Cheers: to courage. A young woman who was only a teenager when she was brutally raped by Sofyan Boalag in St. John’s in 2012 not only had the courage to come forward and testify against her attacker, she is speaking up to encourage other victims of sexual assault as well. The woman spoke to reporters to share her relief at hearing Boalag declared a dangerous offender on Thursday, and she sent out a supportive message to others who may have been sexually, physically and psychologically traumatized. “You are still strong. You still survived, and no matter your decision to come forward or not come forward, you still have the strength of a million men,” she said. “You can come back from this.”
Cheers: to jurors. Even though they are forbidden to read this as part of having to avoid media coverage of the murder trial for which they are jurors, we’re sending a thank you to the 14 men and women — 12 jurors and two alternates — who are sitting on the jury of the Brandon Phillips trial. Phillips stands accused of killing 63-year-old Larry Wellman, who tried to intervene in an armed robbery in 2015 and lost his life. Being a juror and having to make a decision about someone else’s fate is difficult at the best of times. Having to sit through horrific video and audio as part of your duty is tougher still. But it is important work and vital in a fair and open justice system.

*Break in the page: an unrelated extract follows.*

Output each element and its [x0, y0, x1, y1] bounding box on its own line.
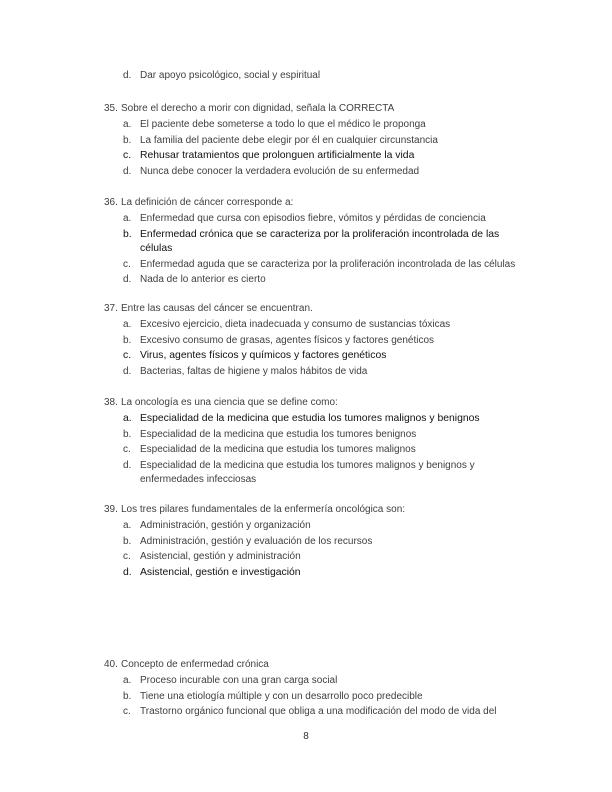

Jeers: to circumventing the proper channels. While reporters from various media were looking for an update on the ferry fracas on Bell Island one day last week, Transportation and Works Minister Steve Crocker was only too happy to talk. The trouble is, rather than issue a news release that would have been distributed to all media, he took to the airwaves at VOCM and shared his information on “Open Line.” Tsk, tsk, Mr. Minister — showing favouritism by selecting one media outlet as your method of reaching the public when other media were waiting for the same information is not how a cabinet minister should operate.

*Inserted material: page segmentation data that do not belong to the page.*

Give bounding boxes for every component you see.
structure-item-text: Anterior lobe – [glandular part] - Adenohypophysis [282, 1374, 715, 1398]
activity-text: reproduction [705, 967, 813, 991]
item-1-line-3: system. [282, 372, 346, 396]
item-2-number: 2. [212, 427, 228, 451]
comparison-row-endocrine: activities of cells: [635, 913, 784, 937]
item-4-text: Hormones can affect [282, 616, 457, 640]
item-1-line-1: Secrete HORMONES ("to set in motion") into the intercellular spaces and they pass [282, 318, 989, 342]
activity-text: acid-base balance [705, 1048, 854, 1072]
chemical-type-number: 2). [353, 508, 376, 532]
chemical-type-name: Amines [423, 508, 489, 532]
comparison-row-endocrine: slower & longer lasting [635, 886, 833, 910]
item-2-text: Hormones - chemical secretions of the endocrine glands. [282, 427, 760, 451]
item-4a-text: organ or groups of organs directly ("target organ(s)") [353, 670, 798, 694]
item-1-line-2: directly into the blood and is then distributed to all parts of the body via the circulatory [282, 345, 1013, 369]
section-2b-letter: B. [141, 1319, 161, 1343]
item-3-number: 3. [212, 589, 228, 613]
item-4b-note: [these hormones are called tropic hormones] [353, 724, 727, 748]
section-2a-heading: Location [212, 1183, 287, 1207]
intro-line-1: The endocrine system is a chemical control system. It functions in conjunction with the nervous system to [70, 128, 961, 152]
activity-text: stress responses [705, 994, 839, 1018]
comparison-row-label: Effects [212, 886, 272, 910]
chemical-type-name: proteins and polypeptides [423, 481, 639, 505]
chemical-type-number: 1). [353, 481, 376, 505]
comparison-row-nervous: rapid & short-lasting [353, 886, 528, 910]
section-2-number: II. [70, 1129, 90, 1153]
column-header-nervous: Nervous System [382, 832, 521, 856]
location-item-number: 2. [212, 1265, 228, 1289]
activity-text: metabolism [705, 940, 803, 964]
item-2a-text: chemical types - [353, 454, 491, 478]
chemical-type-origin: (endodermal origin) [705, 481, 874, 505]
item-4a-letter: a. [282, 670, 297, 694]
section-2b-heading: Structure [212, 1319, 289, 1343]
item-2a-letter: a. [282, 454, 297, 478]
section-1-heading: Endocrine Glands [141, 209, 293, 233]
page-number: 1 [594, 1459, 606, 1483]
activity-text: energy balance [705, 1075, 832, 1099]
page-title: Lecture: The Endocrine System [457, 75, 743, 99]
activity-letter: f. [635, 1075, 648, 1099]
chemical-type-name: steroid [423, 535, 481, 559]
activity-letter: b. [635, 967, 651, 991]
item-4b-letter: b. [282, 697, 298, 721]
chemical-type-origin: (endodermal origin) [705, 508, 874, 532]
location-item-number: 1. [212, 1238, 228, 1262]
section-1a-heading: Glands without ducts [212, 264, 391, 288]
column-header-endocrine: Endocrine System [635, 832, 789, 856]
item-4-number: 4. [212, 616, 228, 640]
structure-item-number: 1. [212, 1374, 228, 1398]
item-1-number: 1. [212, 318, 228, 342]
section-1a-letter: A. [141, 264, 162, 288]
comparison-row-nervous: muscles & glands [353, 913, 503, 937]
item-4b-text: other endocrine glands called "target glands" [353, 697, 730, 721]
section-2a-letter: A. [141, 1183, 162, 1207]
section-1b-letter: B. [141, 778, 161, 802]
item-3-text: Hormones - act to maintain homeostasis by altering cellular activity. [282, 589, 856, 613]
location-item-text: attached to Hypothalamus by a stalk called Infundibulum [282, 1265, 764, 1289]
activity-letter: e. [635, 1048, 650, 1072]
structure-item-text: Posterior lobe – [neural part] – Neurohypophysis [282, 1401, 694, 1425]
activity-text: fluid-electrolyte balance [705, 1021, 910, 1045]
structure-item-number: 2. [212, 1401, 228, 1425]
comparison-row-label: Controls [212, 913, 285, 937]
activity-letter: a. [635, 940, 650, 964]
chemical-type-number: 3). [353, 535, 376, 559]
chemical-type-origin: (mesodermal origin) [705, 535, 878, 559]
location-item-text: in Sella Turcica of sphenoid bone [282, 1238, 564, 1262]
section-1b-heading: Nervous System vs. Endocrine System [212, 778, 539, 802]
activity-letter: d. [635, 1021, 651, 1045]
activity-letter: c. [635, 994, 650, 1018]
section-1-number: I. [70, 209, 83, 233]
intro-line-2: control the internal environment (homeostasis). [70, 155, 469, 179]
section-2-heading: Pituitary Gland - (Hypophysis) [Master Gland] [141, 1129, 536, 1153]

Jeers: to no-brainers. A plague of plastic on the land and in the ocean is a serious problem that many parts of the world are grappling with. Plastics can taint drinking water, make its way into seafood, pollute the landscape and choke and strangle birds and sea life. Do we really need to cling to our single-use plastic bags in this province when so many jurisdictions have found that life can go on perfectly well without them? Municipalities Newfoundland and Labrador, and city councillors in St. John’s and Corner Brook are all for a ban. We don’t have to reinvent the wheel. No need to review or study what is an obvious problem. Just do it!